Dünya tutkusu

Kutsî bir davaya gönül vermiş kimseler, bu dünyada ahireti kazanmak için bulunduklarını kat’iyen hatırlarından çıkarmamalıdırlar. İradeleri, hadisin ifadesiyle “dünya ve mâ­fîhâ” yani dünya ve dünyanın içindeki her şey, onlara koşa koşa, güle güle gelse bile, bu alperenler rahatlıkla “Git, bana lâzım değilsin!”[1] diyebilmelidirler. Zira, bu insanların şahsî açıdan ahiretlerini kurtarmanın yanında, başkalarına örnek olmaları da bahis mevzuudur ki, bu bence, birincisinden çok daha önemlidir. Bu açıdan bana göre İslâm davasını en önde temsil eden kişilerin, dünya ile ilgileri olmamalı.. ve bunların evleri, barkları bulunmamalı.. ay sonunu zor getirecek derecede maaş ile yaşamalıdırlar.

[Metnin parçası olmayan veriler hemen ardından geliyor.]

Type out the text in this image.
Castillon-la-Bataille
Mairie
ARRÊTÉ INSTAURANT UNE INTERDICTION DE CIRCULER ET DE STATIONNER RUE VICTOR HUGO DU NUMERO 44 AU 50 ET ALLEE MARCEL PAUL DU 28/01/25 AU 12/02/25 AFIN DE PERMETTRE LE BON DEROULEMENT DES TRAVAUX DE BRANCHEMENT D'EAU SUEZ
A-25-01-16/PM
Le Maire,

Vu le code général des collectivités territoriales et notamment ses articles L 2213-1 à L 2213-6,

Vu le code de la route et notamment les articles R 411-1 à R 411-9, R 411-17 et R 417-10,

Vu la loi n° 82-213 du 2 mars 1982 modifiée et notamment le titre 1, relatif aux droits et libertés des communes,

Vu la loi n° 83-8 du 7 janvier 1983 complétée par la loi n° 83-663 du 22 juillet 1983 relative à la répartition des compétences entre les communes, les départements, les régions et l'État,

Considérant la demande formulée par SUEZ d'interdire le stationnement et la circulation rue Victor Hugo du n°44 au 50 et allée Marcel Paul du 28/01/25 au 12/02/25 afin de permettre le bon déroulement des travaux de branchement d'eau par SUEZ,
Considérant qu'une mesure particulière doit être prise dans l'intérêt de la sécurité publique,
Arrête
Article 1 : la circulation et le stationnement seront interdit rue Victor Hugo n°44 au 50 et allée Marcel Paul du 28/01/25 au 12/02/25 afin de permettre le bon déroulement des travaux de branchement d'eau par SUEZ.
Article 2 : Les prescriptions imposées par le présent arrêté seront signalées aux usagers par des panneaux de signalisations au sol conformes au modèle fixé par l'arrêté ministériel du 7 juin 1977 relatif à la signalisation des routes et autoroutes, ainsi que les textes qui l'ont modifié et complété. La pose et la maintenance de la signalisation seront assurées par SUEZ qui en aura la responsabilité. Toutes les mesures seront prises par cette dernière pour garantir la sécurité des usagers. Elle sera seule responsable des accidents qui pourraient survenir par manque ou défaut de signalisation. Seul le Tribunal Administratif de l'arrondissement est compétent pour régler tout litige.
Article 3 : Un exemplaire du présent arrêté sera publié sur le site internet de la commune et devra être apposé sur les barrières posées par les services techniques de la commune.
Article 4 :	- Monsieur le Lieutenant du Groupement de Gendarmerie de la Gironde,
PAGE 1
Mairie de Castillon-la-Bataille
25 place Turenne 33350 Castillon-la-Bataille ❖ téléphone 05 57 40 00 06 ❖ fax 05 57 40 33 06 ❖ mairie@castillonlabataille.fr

Hazreti Ömer’in hilâfeti döneminde bir valisinin kendi evinin önüne yaptırdığı sundurmalığı yıktırdığını[2] hatırlatıp geçelim.

[1] Bkz.: el-Beyhakî, Şuabü’l-îmân 7/343, 345; el-Hâkim, el-Müstedrek 4/344.
[2] Bkz.: İbn Asâkir, Târîhu Dimaşk 55/281.